Bethe’s father, a professor of physiology, was a Protestant, but his mother was Jewish. This brought him into conflict with Nazi race laws after Hitler came to power, and Bethe was dismissed from his post at the University of Tubingen. He left Germany, going first to England, then to the United States and Cornell in 1935.

It was Bethe who propelled Cornell’s physics department into the top rank. And it was at Cornell during the late 1930s that he wrote his famous reviews of nuclear physics and, in 1938, published his seminal paper on the theory of energy production in stars that explained how the sun shines. The work was to win him the Nobel Prize in 1967.

During his years as a physicist he published papers in every decade from the 1920s through the 2000s. In 1995 Bethe’s colleagues, students and friends marked his 60 years at Cornell with a two-day tribute to his life and work. “If you know his work,” said John Bahcall of the Institute for Advanced Study, delivering his own appreciation, “you might be inclined to think he is really several people, all of whom are engaged in a conspiracy to sign their work with the same name.”

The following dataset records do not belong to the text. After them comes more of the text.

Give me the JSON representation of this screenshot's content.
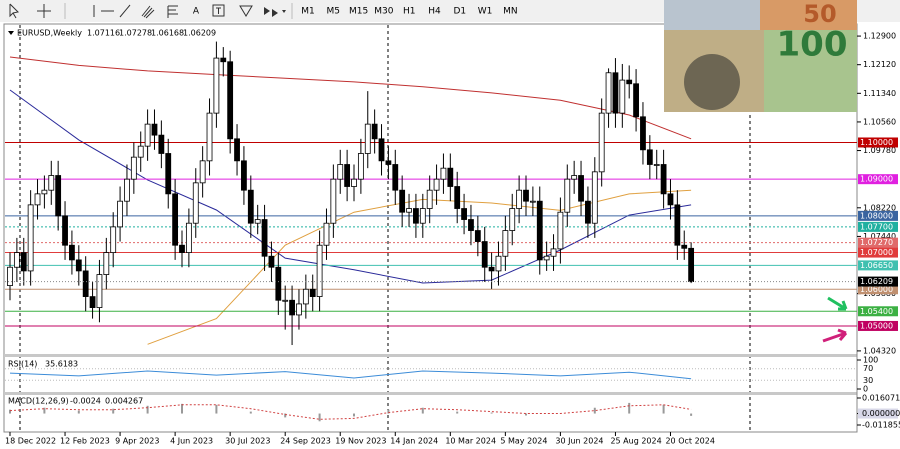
{
  "toolbar": {
    "text_tool": "A",
    "timeframes": [
      "M1",
      "M5",
      "M15",
      "M30",
      "H1",
      "H4",
      "D1",
      "W1",
      "MN"
    ]
  },
  "image": {
    "texts": [
      "100",
      "50"
    ]
  },
  "chart_data": {
    "type": "candlestick",
    "symbol": "EURUSD,Weekly",
    "ylim": [
      1.0429,
      1.1312
    ],
    "yticks": [
      {
        "value": 1.129,
        "label": "1.12900"
      },
      {
        "value": 1.1212,
        "label": "1.12120"
      },
      {
        "value": 1.1134,
        "label": "1.11340"
      },
      {
        "value": 1.1056,
        "label": "1.10560"
      },
      {
        "value": 1.0978,
        "label": "1.09780"
      },
      {
        "value": 1.0822,
        "label": "1.08220"
      },
      {
        "value": 1.0744,
        "label": "1.07440"
      },
      {
        "value": 1.0588,
        "label": "1.05880"
      },
      {
        "value": 1.0432,
        "label": "1.04320"
      }
    ],
    "levels": [
      {
        "value": 1.1,
        "label": "1.10000",
        "color": "#c00000"
      },
      {
        "value": 1.09,
        "label": "1.09000",
        "color": "#e020e0"
      },
      {
        "value": 1.08,
        "label": "1.08000",
        "color": "#3a64a0"
      },
      {
        "value": 1.077,
        "label": "1.07700",
        "color": "#20b0a0"
      },
      {
        "value": 1.0727,
        "label": "1.07270",
        "color": "#e06a6a"
      },
      {
        "value": 1.07,
        "label": "1.07000",
        "color": "#e03c3c"
      },
      {
        "value": 1.0665,
        "label": "1.06650",
        "color": "#40c0b0"
      },
      {
        "value": 1.06,
        "label": "1.06000",
        "color": "#c09070"
      },
      {
        "value": 1.054,
        "label": "1.05400",
        "color": "#3cb043"
      },
      {
        "value": 1.05,
        "label": "1.05000",
        "color": "#c00060"
      }
    ],
    "current_label": "1.06209",
    "dates": [
      "18 Dec 2022",
      "12 Feb 2023",
      "9 Apr 2023",
      "4 Jun 2023",
      "30 Jul 2023",
      "24 Sep 2023",
      "19 Nov 2023",
      "14 Jan 2024",
      "10 Mar 2024",
      "5 May 2024",
      "30 Jun 2024",
      "25 Aug 2024",
      "20 Oct 2024"
    ],
    "candles": [
      [
        1.061,
        1.07,
        1.057,
        1.066
      ],
      [
        1.066,
        1.074,
        1.062,
        1.07
      ],
      [
        1.07,
        1.074,
        1.061,
        1.065
      ],
      [
        1.065,
        1.087,
        1.061,
        1.083
      ],
      [
        1.083,
        1.09,
        1.079,
        1.086
      ],
      [
        1.086,
        1.091,
        1.082,
        1.087
      ],
      [
        1.087,
        1.095,
        1.083,
        1.091
      ],
      [
        1.091,
        1.095,
        1.076,
        1.08
      ],
      [
        1.08,
        1.084,
        1.068,
        1.072
      ],
      [
        1.072,
        1.076,
        1.064,
        1.068
      ],
      [
        1.068,
        1.072,
        1.061,
        1.065
      ],
      [
        1.065,
        1.069,
        1.054,
        1.058
      ],
      [
        1.058,
        1.062,
        1.052,
        1.055
      ],
      [
        1.055,
        1.068,
        1.051,
        1.064
      ],
      [
        1.064,
        1.074,
        1.06,
        1.07
      ],
      [
        1.07,
        1.081,
        1.066,
        1.077
      ],
      [
        1.077,
        1.088,
        1.073,
        1.084
      ],
      [
        1.084,
        1.094,
        1.08,
        1.09
      ],
      [
        1.09,
        1.1,
        1.086,
        1.096
      ],
      [
        1.096,
        1.103,
        1.092,
        1.099
      ],
      [
        1.099,
        1.109,
        1.095,
        1.105
      ],
      [
        1.105,
        1.109,
        1.098,
        1.102
      ],
      [
        1.102,
        1.106,
        1.093,
        1.097
      ],
      [
        1.097,
        1.101,
        1.082,
        1.086
      ],
      [
        1.086,
        1.09,
        1.068,
        1.072
      ],
      [
        1.072,
        1.076,
        1.066,
        1.07
      ],
      [
        1.07,
        1.082,
        1.066,
        1.078
      ],
      [
        1.078,
        1.093,
        1.074,
        1.089
      ],
      [
        1.089,
        1.099,
        1.085,
        1.095
      ],
      [
        1.095,
        1.112,
        1.091,
        1.108
      ],
      [
        1.108,
        1.1275,
        1.104,
        1.123
      ],
      [
        1.123,
        1.126,
        1.118,
        1.122
      ],
      [
        1.122,
        1.125,
        1.097,
        1.101
      ],
      [
        1.101,
        1.105,
        1.091,
        1.095
      ],
      [
        1.095,
        1.099,
        1.083,
        1.087
      ],
      [
        1.087,
        1.091,
        1.074,
        1.078
      ],
      [
        1.078,
        1.083,
        1.075,
        1.079
      ],
      [
        1.079,
        1.083,
        1.065,
        1.069
      ],
      [
        1.069,
        1.073,
        1.062,
        1.066
      ],
      [
        1.066,
        1.07,
        1.053,
        1.057
      ],
      [
        1.057,
        1.061,
        1.049,
        1.057
      ],
      [
        1.057,
        1.061,
        1.0448,
        1.053
      ],
      [
        1.053,
        1.06,
        1.049,
        1.056
      ],
      [
        1.056,
        1.064,
        1.052,
        1.06
      ],
      [
        1.06,
        1.064,
        1.054,
        1.058
      ],
      [
        1.058,
        1.076,
        1.054,
        1.072
      ],
      [
        1.072,
        1.082,
        1.068,
        1.078
      ],
      [
        1.078,
        1.094,
        1.074,
        1.09
      ],
      [
        1.09,
        1.098,
        1.086,
        1.094
      ],
      [
        1.094,
        1.098,
        1.084,
        1.088
      ],
      [
        1.088,
        1.094,
        1.084,
        1.09
      ],
      [
        1.09,
        1.101,
        1.086,
        1.097
      ],
      [
        1.097,
        1.114,
        1.093,
        1.105
      ],
      [
        1.105,
        1.109,
        1.097,
        1.101
      ],
      [
        1.101,
        1.105,
        1.091,
        1.095
      ],
      [
        1.095,
        1.099,
        1.09,
        1.094
      ],
      [
        1.094,
        1.098,
        1.083,
        1.087
      ],
      [
        1.087,
        1.091,
        1.077,
        1.081
      ],
      [
        1.081,
        1.086,
        1.077,
        1.082
      ],
      [
        1.082,
        1.086,
        1.074,
        1.078
      ],
      [
        1.078,
        1.086,
        1.074,
        1.082
      ],
      [
        1.082,
        1.091,
        1.078,
        1.087
      ],
      [
        1.087,
        1.094,
        1.083,
        1.09
      ],
      [
        1.09,
        1.097,
        1.086,
        1.093
      ],
      [
        1.093,
        1.097,
        1.084,
        1.088
      ],
      [
        1.088,
        1.092,
        1.078,
        1.082
      ],
      [
        1.082,
        1.086,
        1.075,
        1.079
      ],
      [
        1.079,
        1.083,
        1.072,
        1.076
      ],
      [
        1.076,
        1.08,
        1.069,
        1.073
      ],
      [
        1.073,
        1.077,
        1.062,
        1.066
      ],
      [
        1.066,
        1.07,
        1.0601,
        1.065
      ],
      [
        1.065,
        1.073,
        1.061,
        1.069
      ],
      [
        1.069,
        1.08,
        1.065,
        1.076
      ],
      [
        1.076,
        1.086,
        1.072,
        1.082
      ],
      [
        1.082,
        1.091,
        1.078,
        1.087
      ],
      [
        1.087,
        1.091,
        1.08,
        1.084
      ],
      [
        1.084,
        1.088,
        1.08,
        1.084
      ],
      [
        1.084,
        1.088,
        1.064,
        1.068
      ],
      [
        1.068,
        1.073,
        1.065,
        1.069
      ],
      [
        1.069,
        1.075,
        1.065,
        1.071
      ],
      [
        1.071,
        1.085,
        1.067,
        1.081
      ],
      [
        1.081,
        1.094,
        1.077,
        1.09
      ],
      [
        1.09,
        1.095,
        1.086,
        1.091
      ],
      [
        1.091,
        1.095,
        1.08,
        1.084
      ],
      [
        1.084,
        1.088,
        1.074,
        1.078
      ],
      [
        1.078,
        1.096,
        1.074,
        1.092
      ],
      [
        1.092,
        1.112,
        1.088,
        1.108
      ],
      [
        1.108,
        1.1202,
        1.104,
        1.119
      ],
      [
        1.119,
        1.123,
        1.104,
        1.108
      ],
      [
        1.108,
        1.1214,
        1.104,
        1.117
      ],
      [
        1.117,
        1.121,
        1.112,
        1.116
      ],
      [
        1.116,
        1.12,
        1.103,
        1.107
      ],
      [
        1.107,
        1.111,
        1.094,
        1.098
      ],
      [
        1.098,
        1.102,
        1.09,
        1.094
      ],
      [
        1.094,
        1.098,
        1.09,
        1.094
      ],
      [
        1.094,
        1.098,
        1.082,
        1.086
      ],
      [
        1.086,
        1.09,
        1.079,
        1.083
      ],
      [
        1.083,
        1.087,
        1.068,
        1.072
      ],
      [
        1.072,
        1.076,
        1.068,
        1.07116
      ],
      [
        1.07116,
        1.07278,
        1.06168,
        1.06209
      ]
    ],
    "ma_index": [
      0,
      10,
      20,
      30,
      40,
      50,
      60,
      70,
      80,
      90,
      99
    ],
    "moving_averages": [
      {
        "color": "#c03030",
        "values": [
          1.1233,
          1.121,
          1.1195,
          1.1185,
          1.1175,
          1.1165,
          1.1152,
          1.1135,
          1.1115,
          1.1075,
          1.101
        ]
      },
      {
        "color": "#2a2a9a",
        "values": [
          1.1143,
          1.1007,
          1.0898,
          1.0816,
          1.0685,
          1.0653,
          1.0617,
          1.0625,
          1.0707,
          1.0802,
          1.083
        ]
      },
      {
        "color": "#e0a040",
        "values": [
          null,
          null,
          1.045,
          1.052,
          1.072,
          1.081,
          1.0845,
          1.0835,
          1.0815,
          1.086,
          1.087
        ]
      }
    ],
    "rsi": {
      "label": "RSI(14)",
      "ylim": [
        0,
        100
      ],
      "yticks": [
        100,
        70,
        30,
        0
      ],
      "index": [
        0,
        10,
        20,
        30,
        40,
        50,
        60,
        70,
        80,
        90,
        99
      ],
      "values": [
        55,
        45,
        62,
        48,
        60,
        38,
        62,
        55,
        45,
        58,
        35.6183
      ],
      "color": "#3c8cd8"
    },
    "macd": {
      "label": "MACD(12,26,9)",
      "ylim": [
        -0.011855,
        0.016071
      ],
      "yticks": [
        {
          "value": 0.016071,
          "label": "0.016071"
        },
        {
          "value": 0,
          "label": "0.000000"
        },
        {
          "value": -0.011855,
          "label": "-0.011855"
        }
      ],
      "index": [
        0,
        5,
        10,
        15,
        20,
        25,
        30,
        35,
        40,
        45,
        50,
        55,
        60,
        65,
        70,
        75,
        80,
        85,
        90,
        95,
        99
      ],
      "main": [
        0.004,
        0.006,
        0.003,
        0.005,
        0.008,
        0.01,
        0.009,
        0.002,
        -0.004,
        -0.008,
        -0.003,
        0.004,
        0.006,
        0.002,
        0.001,
        -0.002,
        0,
        0.006,
        0.011,
        0.009,
        -0.0024
      ],
      "signal": [
        0.003,
        0.005,
        0.004,
        0.004,
        0.006,
        0.009,
        0.009,
        0.005,
        -0.001,
        -0.006,
        -0.005,
        0.001,
        0.005,
        0.004,
        0.002,
        0,
        0,
        0.003,
        0.008,
        0.009,
        0.004267
      ]
    }
  }
}
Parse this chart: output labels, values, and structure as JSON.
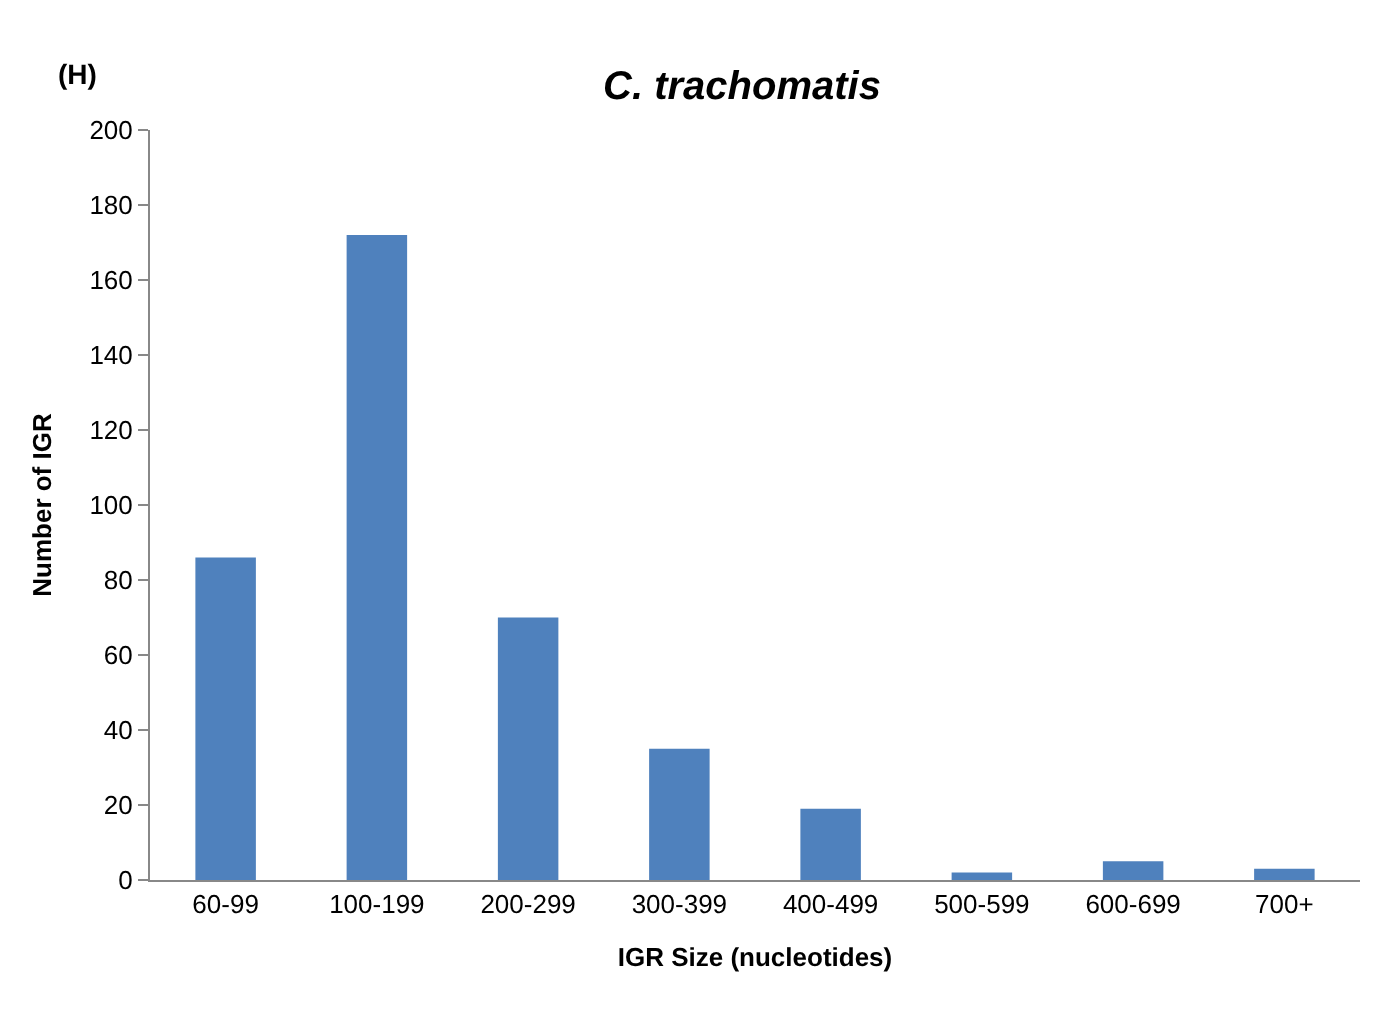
{
  "chart_data": {
    "type": "bar",
    "title": "C. trachomatis",
    "xlabel": "IGR Size (nucleotides)",
    "ylabel": "Number of IGR",
    "categories": [
      "60-99",
      "100-199",
      "200-299",
      "300-399",
      "400-499",
      "500-599",
      "600-699",
      "700+"
    ],
    "values": [
      86,
      172,
      70,
      35,
      19,
      2,
      5,
      3
    ],
    "color": "#4f81bd",
    "ylim": [
      0,
      200
    ],
    "yticks": [
      0,
      20,
      40,
      60,
      80,
      100,
      120,
      140,
      160,
      180,
      200
    ],
    "annotations": [
      "(H)"
    ]
  }
}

Hans Bethe is yet another example of how Hitler’s antisemitic zeal killed not only Jews, but the Germany’s status as a leader in science research.

One Response to “In Memoriam, Hans Bethe”

  1. Cornell Says:

    Hans Bethe, Deceased
    Nobel Laureate Hans Bethe, famous for piecing together the foundations of modern physics, as well as work on the atomic bomb, passed away. On of Cornell’s own, he passed away in his Ithaca home, 98 years old.